Abstract 13861: Apoptosis of Astrocyte Mediated by Toll-like Receptor 4 in the Cardiovascular Center Causes Excessive Sympathoexcitation in Hypertensive Rats
Backgrounds: Long considered merely a mechanical support to neurons, astrocytes have been shown to protect and mediate neural function. We previously demonstrated that oxidative stress-induced apoptosis in the rostral ventrolateral medulla (RVLM) of brainstem contributes to sympathoexcitation in hypertension. However, which cell becomes apoptotic, neurons or astrocytes, remains unknown. Toll-like receptor 4 (TLR4), known to regulate inflammatory reactions mainly, is activated by oxidative stress and causes neural apoptosis. We hypothesized that TLR4-induced apoptosis of astrocytes in the RVLM results in sympathoexcitation in hypertension.

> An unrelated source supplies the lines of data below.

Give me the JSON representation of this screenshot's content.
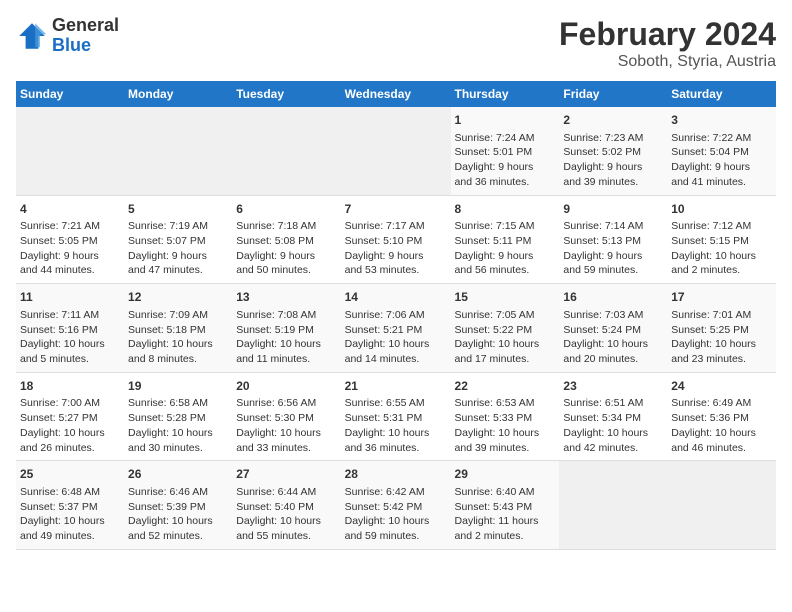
{
  "header": {
    "logo_general": "General",
    "logo_blue": "Blue",
    "month_title": "February 2024",
    "location": "Soboth, Styria, Austria"
  },
  "calendar": {
    "weekdays": [
      "Sunday",
      "Monday",
      "Tuesday",
      "Wednesday",
      "Thursday",
      "Friday",
      "Saturday"
    ],
    "weeks": [
      [
        {
          "day": "",
          "info": ""
        },
        {
          "day": "",
          "info": ""
        },
        {
          "day": "",
          "info": ""
        },
        {
          "day": "",
          "info": ""
        },
        {
          "day": "1",
          "info": "Sunrise: 7:24 AM\nSunset: 5:01 PM\nDaylight: 9 hours\nand 36 minutes."
        },
        {
          "day": "2",
          "info": "Sunrise: 7:23 AM\nSunset: 5:02 PM\nDaylight: 9 hours\nand 39 minutes."
        },
        {
          "day": "3",
          "info": "Sunrise: 7:22 AM\nSunset: 5:04 PM\nDaylight: 9 hours\nand 41 minutes."
        }
      ],
      [
        {
          "day": "4",
          "info": "Sunrise: 7:21 AM\nSunset: 5:05 PM\nDaylight: 9 hours\nand 44 minutes."
        },
        {
          "day": "5",
          "info": "Sunrise: 7:19 AM\nSunset: 5:07 PM\nDaylight: 9 hours\nand 47 minutes."
        },
        {
          "day": "6",
          "info": "Sunrise: 7:18 AM\nSunset: 5:08 PM\nDaylight: 9 hours\nand 50 minutes."
        },
        {
          "day": "7",
          "info": "Sunrise: 7:17 AM\nSunset: 5:10 PM\nDaylight: 9 hours\nand 53 minutes."
        },
        {
          "day": "8",
          "info": "Sunrise: 7:15 AM\nSunset: 5:11 PM\nDaylight: 9 hours\nand 56 minutes."
        },
        {
          "day": "9",
          "info": "Sunrise: 7:14 AM\nSunset: 5:13 PM\nDaylight: 9 hours\nand 59 minutes."
        },
        {
          "day": "10",
          "info": "Sunrise: 7:12 AM\nSunset: 5:15 PM\nDaylight: 10 hours\nand 2 minutes."
        }
      ],
      [
        {
          "day": "11",
          "info": "Sunrise: 7:11 AM\nSunset: 5:16 PM\nDaylight: 10 hours\nand 5 minutes."
        },
        {
          "day": "12",
          "info": "Sunrise: 7:09 AM\nSunset: 5:18 PM\nDaylight: 10 hours\nand 8 minutes."
        },
        {
          "day": "13",
          "info": "Sunrise: 7:08 AM\nSunset: 5:19 PM\nDaylight: 10 hours\nand 11 minutes."
        },
        {
          "day": "14",
          "info": "Sunrise: 7:06 AM\nSunset: 5:21 PM\nDaylight: 10 hours\nand 14 minutes."
        },
        {
          "day": "15",
          "info": "Sunrise: 7:05 AM\nSunset: 5:22 PM\nDaylight: 10 hours\nand 17 minutes."
        },
        {
          "day": "16",
          "info": "Sunrise: 7:03 AM\nSunset: 5:24 PM\nDaylight: 10 hours\nand 20 minutes."
        },
        {
          "day": "17",
          "info": "Sunrise: 7:01 AM\nSunset: 5:25 PM\nDaylight: 10 hours\nand 23 minutes."
        }
      ],
      [
        {
          "day": "18",
          "info": "Sunrise: 7:00 AM\nSunset: 5:27 PM\nDaylight: 10 hours\nand 26 minutes."
        },
        {
          "day": "19",
          "info": "Sunrise: 6:58 AM\nSunset: 5:28 PM\nDaylight: 10 hours\nand 30 minutes."
        },
        {
          "day": "20",
          "info": "Sunrise: 6:56 AM\nSunset: 5:30 PM\nDaylight: 10 hours\nand 33 minutes."
        },
        {
          "day": "21",
          "info": "Sunrise: 6:55 AM\nSunset: 5:31 PM\nDaylight: 10 hours\nand 36 minutes."
        },
        {
          "day": "22",
          "info": "Sunrise: 6:53 AM\nSunset: 5:33 PM\nDaylight: 10 hours\nand 39 minutes."
        },
        {
          "day": "23",
          "info": "Sunrise: 6:51 AM\nSunset: 5:34 PM\nDaylight: 10 hours\nand 42 minutes."
        },
        {
          "day": "24",
          "info": "Sunrise: 6:49 AM\nSunset: 5:36 PM\nDaylight: 10 hours\nand 46 minutes."
        }
      ],
      [
        {
          "day": "25",
          "info": "Sunrise: 6:48 AM\nSunset: 5:37 PM\nDaylight: 10 hours\nand 49 minutes."
        },
        {
          "day": "26",
          "info": "Sunrise: 6:46 AM\nSunset: 5:39 PM\nDaylight: 10 hours\nand 52 minutes."
        },
        {
          "day": "27",
          "info": "Sunrise: 6:44 AM\nSunset: 5:40 PM\nDaylight: 10 hours\nand 55 minutes."
        },
        {
          "day": "28",
          "info": "Sunrise: 6:42 AM\nSunset: 5:42 PM\nDaylight: 10 hours\nand 59 minutes."
        },
        {
          "day": "29",
          "info": "Sunrise: 6:40 AM\nSunset: 5:43 PM\nDaylight: 11 hours\nand 2 minutes."
        },
        {
          "day": "",
          "info": ""
        },
        {
          "day": "",
          "info": ""
        }
      ]
    ]
  }
}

Methods and Results: We used 16–18 weeks old stroke-prone spontaneously hypertensive rats (SHRSP) as a hypertensive model with increased sympathetic nerve activity (SNA) and Wister-Kyoto rats (WKY) as control. Immunohistochemical staining revealed that the number of astrocyte per total cell counts in the RVLM was significantly lower in SHRSP than in WKY (29±5 % vs. 48±4 %, n=5, P<0.05). The expression of TLR4 in the RVLM was significantly higher in SHRSP than in WKY (23±2 %, n=5, P<0.01). Telemetrically measured mean blood pressure was significantly lower in TLR4 antagonist-infused SHRSP (intracerebroventricularly, for 14 days) than in vehicle-infused SHRSP (112±13 mmHg vs 152±13 mmHg, n=5 for each, P<0.01). Urinary norepinephrine excretion (uNE), a parameter of SNA, was significantly higher in SHRSP than in WKY, and was significantly lower in TLR4 antagonist-infused SHRSP than in vehicle-infused SHRSP (1.3±0.2 μg vs 1.8±0.2 μg, n=5 for each, P<0.01). Moreover, the number of astrocyte per total cell counts in the RVLM was significantly higher in TLR4 antagonist-infused SHRSP than in vehicle-infused SHRSP (56±8 % vs 33±4 %, n=5 for each, P<0.01).
Conclusions: TLR4-induced apoptosis of astrocyte in the RVLM plays a key role for sympathoexcitation in hypertensive rats.
- © 2010 by American Heart Association, Inc.